Towards simpler business-friendly ROOs for AfCFTA

Africa is a still a region with high tariffs across-the-board, so tariff liberalisation among African countries can have substantial effects in promoting intra-regional trade, among others, through expansion of regional value chains.

Firms’ access to zero AfCFTA tariff rates in practice will hinge on agreed ROOs. ITC surveys of firms’ experiences with rules of origin consistently highlight this type of non-tariff measure as among the most burdensome and annoying, especially for manufacturing sector. Therefore, the design of ROOs matters.

The success of the AfCFTA will depend on widespread acceptance and application by businesses of the agreed ROOs, accompanied by correct enforcement and encouragement by government authorities. Design will continue to matter even if certificates of origin (COOs) are delivered electronically since preparation and validation will still be needed, one way or another.

Our detailed forensic inspection of these rules and preliminary analysis of the restrictiveness of the agreed PSRs point in the direction of rules close to those prevailing in SADC and an overall high PSR restrictiveness.

But PSRs are heterogeneous across products. Some sectors such as agrifood, rubber and wood products are quite restrictive, with ‘wholly obtained’ (WO) criteria dominating. Other sectors, such as chemicals, machinery and vehicles, give flexibility through the choice of alternative rules between a change of tariff classification (CTC) and a regional value content (RVC) criterion.

These criteria are applied extensively across the board in ECOWAS and COMESA, which are relatively liberal free trade agreements. These choices represent an ‘improvement’ in terms of simplicity and transparency over those prevailing in SADC.

But the high overall PSR restrictiveness of the AfCFTA is partially mitigated by a high trade-facilitating score for RWRs. For example, by virtue of diagonal cumulation, companies are allowed to source originating intermediate inputs from all across Africa. This should help achieve the required PSR threshold.

In conclusion, to our knowledge, this is the first study that assesses systematically the landscape of PSRs for 82% of products where tentative agreement has been reached across the AfCFTA membership. While negotiations on the remaining PSRs and tariffs are still in progress, we have used three novel metrics (wording similarity, regulatory proximity and an index of restrictiveness for PSRs) to monitor progress at harmonisation.

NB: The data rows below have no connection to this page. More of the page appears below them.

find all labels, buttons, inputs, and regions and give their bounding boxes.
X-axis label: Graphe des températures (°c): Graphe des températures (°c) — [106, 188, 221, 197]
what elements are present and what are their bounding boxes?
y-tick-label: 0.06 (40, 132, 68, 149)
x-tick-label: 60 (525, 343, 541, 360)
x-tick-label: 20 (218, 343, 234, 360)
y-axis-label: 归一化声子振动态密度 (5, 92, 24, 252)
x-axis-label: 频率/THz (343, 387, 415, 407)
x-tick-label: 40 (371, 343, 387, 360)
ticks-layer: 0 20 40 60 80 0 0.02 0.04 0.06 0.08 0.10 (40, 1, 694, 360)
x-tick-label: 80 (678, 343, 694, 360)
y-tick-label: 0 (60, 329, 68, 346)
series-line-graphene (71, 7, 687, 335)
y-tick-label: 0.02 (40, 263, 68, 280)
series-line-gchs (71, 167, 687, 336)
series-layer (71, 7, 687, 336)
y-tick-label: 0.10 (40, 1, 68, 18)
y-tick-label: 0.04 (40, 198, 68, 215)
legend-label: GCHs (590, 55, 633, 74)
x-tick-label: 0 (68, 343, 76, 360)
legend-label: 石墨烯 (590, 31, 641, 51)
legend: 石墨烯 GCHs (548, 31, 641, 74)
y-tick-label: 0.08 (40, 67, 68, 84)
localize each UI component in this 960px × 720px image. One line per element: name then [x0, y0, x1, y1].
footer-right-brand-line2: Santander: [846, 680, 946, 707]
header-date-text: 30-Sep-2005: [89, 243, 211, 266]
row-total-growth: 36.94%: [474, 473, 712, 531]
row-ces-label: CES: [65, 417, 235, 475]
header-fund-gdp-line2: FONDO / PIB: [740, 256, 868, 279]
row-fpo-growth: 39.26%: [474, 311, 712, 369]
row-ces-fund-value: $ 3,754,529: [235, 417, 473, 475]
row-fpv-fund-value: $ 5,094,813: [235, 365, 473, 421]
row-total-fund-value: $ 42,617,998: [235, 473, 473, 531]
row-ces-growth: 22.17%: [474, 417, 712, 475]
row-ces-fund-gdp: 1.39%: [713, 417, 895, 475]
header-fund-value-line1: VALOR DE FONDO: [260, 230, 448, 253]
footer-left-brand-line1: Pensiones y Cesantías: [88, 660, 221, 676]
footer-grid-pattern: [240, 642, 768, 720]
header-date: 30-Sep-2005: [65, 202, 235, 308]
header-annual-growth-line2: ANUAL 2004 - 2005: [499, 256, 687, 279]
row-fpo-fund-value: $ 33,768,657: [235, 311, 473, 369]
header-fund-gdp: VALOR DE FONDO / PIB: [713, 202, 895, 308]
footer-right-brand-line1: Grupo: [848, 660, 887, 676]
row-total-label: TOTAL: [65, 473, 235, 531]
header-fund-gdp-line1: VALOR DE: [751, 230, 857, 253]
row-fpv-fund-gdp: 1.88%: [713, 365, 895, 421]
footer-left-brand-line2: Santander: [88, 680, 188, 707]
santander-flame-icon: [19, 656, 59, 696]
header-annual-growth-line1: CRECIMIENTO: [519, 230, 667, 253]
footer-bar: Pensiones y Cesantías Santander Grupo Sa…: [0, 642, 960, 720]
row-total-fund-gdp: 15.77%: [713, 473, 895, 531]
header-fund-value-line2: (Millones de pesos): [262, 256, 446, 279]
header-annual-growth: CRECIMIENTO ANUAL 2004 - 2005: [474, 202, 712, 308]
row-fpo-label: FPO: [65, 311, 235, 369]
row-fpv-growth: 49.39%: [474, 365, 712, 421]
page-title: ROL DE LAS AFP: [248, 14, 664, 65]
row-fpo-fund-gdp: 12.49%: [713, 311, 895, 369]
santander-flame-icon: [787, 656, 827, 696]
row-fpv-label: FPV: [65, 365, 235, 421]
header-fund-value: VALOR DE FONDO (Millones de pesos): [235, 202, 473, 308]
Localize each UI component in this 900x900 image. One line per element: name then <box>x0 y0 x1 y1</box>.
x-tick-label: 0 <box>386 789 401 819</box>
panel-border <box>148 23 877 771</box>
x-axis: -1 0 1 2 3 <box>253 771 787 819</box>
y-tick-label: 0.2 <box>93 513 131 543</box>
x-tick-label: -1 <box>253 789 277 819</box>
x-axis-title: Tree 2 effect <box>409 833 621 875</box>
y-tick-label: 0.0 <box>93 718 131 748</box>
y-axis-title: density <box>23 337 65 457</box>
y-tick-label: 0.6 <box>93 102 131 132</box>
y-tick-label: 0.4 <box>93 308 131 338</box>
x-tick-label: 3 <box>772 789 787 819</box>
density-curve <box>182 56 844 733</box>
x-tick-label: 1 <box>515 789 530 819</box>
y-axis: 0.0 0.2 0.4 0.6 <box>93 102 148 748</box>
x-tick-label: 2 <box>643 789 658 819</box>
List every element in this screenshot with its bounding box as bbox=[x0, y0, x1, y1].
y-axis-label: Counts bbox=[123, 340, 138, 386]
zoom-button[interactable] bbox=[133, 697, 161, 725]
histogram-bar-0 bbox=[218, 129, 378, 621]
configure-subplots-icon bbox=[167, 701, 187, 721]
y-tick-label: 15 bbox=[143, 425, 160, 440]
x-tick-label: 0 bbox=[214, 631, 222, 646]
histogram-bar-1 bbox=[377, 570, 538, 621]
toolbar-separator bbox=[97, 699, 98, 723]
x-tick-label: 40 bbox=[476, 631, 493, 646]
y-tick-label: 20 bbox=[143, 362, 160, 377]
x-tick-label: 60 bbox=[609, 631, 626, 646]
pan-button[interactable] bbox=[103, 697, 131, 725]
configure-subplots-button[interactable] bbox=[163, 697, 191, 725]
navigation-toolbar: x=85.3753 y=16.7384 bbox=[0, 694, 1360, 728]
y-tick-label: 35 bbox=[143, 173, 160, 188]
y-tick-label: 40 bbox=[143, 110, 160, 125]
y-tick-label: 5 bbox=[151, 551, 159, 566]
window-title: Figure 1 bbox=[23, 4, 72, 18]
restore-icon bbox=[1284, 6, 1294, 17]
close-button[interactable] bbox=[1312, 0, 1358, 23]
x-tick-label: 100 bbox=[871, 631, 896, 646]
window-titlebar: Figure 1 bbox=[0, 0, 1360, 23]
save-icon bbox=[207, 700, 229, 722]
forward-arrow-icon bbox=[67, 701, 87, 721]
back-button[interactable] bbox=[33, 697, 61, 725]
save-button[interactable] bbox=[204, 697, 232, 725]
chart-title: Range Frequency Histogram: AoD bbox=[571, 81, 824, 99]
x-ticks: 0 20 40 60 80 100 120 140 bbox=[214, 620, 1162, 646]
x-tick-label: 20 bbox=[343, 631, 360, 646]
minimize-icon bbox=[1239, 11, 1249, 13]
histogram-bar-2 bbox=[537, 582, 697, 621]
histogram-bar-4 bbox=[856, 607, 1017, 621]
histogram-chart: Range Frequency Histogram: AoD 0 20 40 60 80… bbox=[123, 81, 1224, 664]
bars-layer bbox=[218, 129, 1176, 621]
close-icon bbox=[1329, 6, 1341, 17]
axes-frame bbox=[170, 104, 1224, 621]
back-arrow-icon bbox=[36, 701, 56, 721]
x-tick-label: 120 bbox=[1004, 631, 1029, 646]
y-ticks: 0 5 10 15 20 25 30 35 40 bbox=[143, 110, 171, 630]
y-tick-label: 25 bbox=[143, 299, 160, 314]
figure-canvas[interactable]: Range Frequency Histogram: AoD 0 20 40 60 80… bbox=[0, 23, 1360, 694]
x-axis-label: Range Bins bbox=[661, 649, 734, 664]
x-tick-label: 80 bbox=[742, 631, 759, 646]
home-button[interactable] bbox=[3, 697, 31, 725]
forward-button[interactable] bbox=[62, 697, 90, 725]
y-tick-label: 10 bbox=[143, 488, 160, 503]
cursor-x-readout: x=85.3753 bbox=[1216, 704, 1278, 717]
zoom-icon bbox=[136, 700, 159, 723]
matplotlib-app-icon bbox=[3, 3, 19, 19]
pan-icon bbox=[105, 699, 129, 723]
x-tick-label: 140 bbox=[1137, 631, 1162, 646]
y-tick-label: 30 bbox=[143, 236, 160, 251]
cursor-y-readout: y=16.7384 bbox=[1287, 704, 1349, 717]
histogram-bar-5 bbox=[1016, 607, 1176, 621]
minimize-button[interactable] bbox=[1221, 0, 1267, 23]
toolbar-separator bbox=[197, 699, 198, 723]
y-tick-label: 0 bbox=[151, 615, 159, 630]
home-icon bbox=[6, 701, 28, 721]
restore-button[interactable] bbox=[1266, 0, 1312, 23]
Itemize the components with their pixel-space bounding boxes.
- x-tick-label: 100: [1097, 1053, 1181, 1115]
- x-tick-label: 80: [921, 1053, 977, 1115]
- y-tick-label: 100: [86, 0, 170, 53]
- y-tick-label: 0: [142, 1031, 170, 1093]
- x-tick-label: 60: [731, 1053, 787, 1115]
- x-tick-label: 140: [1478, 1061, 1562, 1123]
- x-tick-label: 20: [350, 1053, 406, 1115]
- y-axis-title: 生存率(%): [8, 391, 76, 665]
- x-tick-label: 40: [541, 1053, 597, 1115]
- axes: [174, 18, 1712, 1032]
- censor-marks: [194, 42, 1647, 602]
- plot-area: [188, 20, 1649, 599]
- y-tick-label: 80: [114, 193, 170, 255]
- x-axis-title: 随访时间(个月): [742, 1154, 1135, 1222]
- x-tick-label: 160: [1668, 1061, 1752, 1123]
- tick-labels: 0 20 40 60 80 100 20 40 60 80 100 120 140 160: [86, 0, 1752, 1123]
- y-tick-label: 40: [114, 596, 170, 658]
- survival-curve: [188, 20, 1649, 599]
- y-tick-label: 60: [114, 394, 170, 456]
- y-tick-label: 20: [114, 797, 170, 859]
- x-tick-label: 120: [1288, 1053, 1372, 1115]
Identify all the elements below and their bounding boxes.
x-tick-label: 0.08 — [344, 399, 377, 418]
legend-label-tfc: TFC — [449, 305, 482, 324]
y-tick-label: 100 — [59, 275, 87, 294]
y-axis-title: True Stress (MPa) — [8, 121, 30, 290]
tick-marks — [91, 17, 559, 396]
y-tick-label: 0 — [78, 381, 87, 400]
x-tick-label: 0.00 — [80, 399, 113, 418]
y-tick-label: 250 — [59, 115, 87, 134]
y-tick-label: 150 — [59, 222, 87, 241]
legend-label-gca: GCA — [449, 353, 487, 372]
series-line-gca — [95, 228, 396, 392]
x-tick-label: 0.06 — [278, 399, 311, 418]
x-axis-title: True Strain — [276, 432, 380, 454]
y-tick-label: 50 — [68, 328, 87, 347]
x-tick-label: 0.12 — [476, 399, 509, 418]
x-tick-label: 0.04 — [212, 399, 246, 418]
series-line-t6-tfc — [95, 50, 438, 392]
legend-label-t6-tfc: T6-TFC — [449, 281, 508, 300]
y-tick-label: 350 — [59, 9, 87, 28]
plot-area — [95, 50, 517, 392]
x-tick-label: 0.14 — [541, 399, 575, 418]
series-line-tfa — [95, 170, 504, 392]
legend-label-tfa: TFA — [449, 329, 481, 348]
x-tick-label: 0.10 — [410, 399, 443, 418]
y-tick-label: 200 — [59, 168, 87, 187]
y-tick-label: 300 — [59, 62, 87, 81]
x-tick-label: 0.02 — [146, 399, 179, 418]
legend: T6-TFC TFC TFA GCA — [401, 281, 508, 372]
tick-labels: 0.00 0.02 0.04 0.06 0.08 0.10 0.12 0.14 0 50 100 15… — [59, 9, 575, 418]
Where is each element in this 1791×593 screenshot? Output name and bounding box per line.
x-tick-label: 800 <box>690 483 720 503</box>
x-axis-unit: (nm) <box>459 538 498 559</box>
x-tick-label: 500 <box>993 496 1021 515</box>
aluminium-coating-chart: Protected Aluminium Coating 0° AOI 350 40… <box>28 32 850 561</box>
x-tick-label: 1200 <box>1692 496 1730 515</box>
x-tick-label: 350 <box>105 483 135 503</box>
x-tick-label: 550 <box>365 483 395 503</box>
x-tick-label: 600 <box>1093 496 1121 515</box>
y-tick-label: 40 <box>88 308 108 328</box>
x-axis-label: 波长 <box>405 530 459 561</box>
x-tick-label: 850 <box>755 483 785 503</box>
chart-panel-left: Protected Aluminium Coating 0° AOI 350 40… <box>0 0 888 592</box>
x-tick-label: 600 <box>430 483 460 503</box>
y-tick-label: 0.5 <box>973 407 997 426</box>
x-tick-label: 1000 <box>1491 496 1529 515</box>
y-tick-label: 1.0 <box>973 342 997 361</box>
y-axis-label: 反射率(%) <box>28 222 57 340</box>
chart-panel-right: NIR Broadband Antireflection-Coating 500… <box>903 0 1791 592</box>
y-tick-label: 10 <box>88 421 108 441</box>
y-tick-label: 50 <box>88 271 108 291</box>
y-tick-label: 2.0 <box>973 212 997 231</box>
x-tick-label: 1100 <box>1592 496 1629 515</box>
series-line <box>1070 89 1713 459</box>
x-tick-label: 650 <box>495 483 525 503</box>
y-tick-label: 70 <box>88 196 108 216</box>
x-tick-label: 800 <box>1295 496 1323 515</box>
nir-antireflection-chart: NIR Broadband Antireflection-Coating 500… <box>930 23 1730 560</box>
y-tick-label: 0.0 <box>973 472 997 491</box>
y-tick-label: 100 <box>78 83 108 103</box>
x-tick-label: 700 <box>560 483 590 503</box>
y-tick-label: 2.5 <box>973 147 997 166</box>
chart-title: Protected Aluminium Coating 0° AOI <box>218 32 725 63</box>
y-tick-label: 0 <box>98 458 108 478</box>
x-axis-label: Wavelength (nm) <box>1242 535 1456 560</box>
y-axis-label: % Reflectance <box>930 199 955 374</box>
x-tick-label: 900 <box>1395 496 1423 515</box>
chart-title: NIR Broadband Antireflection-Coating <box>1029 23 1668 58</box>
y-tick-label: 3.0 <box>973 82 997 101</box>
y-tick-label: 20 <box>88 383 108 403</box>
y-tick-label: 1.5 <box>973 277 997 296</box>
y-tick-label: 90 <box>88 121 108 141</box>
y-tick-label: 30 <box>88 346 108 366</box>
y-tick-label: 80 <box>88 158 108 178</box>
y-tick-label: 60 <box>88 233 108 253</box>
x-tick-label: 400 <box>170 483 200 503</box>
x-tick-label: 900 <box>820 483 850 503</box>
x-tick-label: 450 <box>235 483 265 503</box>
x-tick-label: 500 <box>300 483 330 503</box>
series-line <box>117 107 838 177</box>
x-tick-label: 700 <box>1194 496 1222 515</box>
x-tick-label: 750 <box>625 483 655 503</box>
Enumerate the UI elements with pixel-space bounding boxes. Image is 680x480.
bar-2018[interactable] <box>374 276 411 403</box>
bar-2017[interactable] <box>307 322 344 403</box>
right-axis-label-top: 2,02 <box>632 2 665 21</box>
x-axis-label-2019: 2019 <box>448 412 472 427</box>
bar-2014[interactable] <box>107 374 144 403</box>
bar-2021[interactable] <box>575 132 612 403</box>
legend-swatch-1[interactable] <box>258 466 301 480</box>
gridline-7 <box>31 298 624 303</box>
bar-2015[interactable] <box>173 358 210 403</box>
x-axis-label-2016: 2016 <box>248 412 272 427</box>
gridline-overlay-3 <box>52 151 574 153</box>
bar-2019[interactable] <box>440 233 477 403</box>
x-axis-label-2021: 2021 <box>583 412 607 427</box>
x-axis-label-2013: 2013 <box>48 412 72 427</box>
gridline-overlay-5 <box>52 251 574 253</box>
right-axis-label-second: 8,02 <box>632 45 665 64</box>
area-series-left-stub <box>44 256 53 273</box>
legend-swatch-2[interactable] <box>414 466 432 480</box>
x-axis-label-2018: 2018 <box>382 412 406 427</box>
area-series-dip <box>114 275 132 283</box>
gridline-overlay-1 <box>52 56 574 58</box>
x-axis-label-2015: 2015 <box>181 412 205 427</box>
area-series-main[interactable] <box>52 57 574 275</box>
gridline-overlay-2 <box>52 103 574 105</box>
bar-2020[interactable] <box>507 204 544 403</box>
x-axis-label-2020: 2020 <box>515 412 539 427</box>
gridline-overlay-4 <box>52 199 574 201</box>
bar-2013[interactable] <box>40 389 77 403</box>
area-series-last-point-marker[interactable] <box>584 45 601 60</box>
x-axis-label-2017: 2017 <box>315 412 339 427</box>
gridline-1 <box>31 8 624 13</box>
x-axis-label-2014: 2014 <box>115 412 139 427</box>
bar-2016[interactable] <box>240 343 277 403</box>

As with all trade reforms that involve a transfer of rents (and associated costs), the AfCFTA negotiations show that agreement is difficult to reach when high rent transfers are at stake. From an economic perspective, the challenge is to agree on ROOs that are business-friendly rather than business-owned in the sense of penalising small firms by their complexity. Other suggestions include a waiver of proof of origin on MFN tariffs below 2%, and on shipments (both personal and commercial, for example, e-commerce) below a threshold, say $500.

Significantly, the two indices used to describe heterogeneity across PSRs also display expected differences. Regulatory similarity is higher among those PSRs where an agreement has been reached.

In addition, R-index values, indicators of the complexity of PSRs, are higher among PSRs where agreement has eluded negotiators. These average values between the two groups are also indirect evidence of the usefulness of these two indicators to summarise the complexity of ROOs across PTAs. If PSRs negotiated for those sectors turn out to be too restrictive, it will be a barrier, rather than a boon, for the development of regional value chains across Africa.